Shojin Ryōri 精進料理-しょうじんりょうり-



Shojin Ryōri 精進料理-しょうじんりょうりー

The concept of Shojin Ryōri arrived in Japan in the 13th century when Buddhism was introduced to the country. This way of cooking is based on the fundamental principle of Buddhism that prohibits killing a living being. That means, of course, that they don’t eat any meat or fish, but neither onions or garlic because those are bulbs and by eating them, in a way, you are killing the plant. Shojin Ryōri is therefore totally vegetarian and often even a vegan diet since some people do not consume eggs either.

The Shoji Ryōri is a very harmonious cuisine and eco-friendly. It uses local and seasonal ingredients (often grown by the monks themselves) to avoid transporting food from far locations and reduce the environmental impact footprint. For the same reason, it also avoids complicated meals that require many appliances or packaged processed food.

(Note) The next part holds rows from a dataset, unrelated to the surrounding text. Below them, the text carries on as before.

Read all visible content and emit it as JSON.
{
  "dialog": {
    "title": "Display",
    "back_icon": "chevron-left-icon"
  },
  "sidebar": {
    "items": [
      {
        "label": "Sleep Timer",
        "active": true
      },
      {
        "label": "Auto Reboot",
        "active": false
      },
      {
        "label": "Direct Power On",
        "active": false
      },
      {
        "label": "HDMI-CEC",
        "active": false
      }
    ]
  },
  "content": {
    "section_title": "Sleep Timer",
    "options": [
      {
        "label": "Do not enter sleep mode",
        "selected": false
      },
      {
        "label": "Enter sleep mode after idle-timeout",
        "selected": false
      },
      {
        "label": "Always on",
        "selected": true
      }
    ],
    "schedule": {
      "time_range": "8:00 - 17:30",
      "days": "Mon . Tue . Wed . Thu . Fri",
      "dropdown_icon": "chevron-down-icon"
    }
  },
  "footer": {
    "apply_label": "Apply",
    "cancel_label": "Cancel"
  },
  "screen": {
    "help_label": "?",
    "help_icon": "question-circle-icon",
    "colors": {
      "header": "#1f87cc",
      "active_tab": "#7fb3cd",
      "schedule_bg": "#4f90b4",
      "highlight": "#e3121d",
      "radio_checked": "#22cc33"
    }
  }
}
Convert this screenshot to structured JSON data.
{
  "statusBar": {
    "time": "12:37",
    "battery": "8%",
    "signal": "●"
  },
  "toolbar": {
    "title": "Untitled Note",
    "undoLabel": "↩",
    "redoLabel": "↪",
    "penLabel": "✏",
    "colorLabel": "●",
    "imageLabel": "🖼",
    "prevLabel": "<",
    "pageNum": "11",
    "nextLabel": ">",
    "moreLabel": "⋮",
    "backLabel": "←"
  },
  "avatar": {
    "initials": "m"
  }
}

To avoid wasting food, there are some recipes of this cuisine -usually broths- that use the skin of carrots, the leaves of radishes, etc.

Buddhism prescribes an austere but nutritious diet combined with physical exercise to keep the body healthy and promote spiritual work. In a way, Shojin Ryōri is the “translation” of the idea of “mens sana in corpore sano”.

However, these restrictions in the Buddhist diet do not prevent it from being beautiful or varied in ingredients and flavors. The same as the kaiseki food, it is also based on the harmony between tastes, textures and the appearance of food. Shojin Ryōri generally seeks to balance the following aspects of each meal: color, flavor, method of elaboration and the elements – the theory of the five elements – fire, earth, water wood, and metal. Also, they serve the meal in a round bowl that inspires the cosmic representation of the world on their own plate.

Although the practices and interpretations may differ according to sect, Shojin Ryōri generally seeks to balance the following aspects of each meal: the five elements theory.

  • The five colors: white, green, yellow, black, and red.
  • The five flavors: sweet, sour, salty, bitter, and savory.
  • The five preparation methods: raw, stewed, boiled, roasted, and steamed.
  • The five elements: different fruits, legumes, and vegetables are said to contain different energies, according to the five elements theory.
  • Sometimes, Shojin Ryōri techniques require great effort and concentration, such as making sesame paste by grinding sesame seeds with a mortar. Other cooking methods include blanching, fermentation, and pickling. Many of the Shojin Ryōri cooking processes, particularly grinding with mortar, can be meditative. Each part of the cooking process is carried out with care and attention. Conscientious cooking and eating are key components of a balanced and healthy life.

As a conclusion, we can say that to prepare a simple, seasonal and nutritious meal is the healthiest option for our bodies and for the planet. Simple food is easy to digest and making meals from scratch can be therapeutic and rewarding.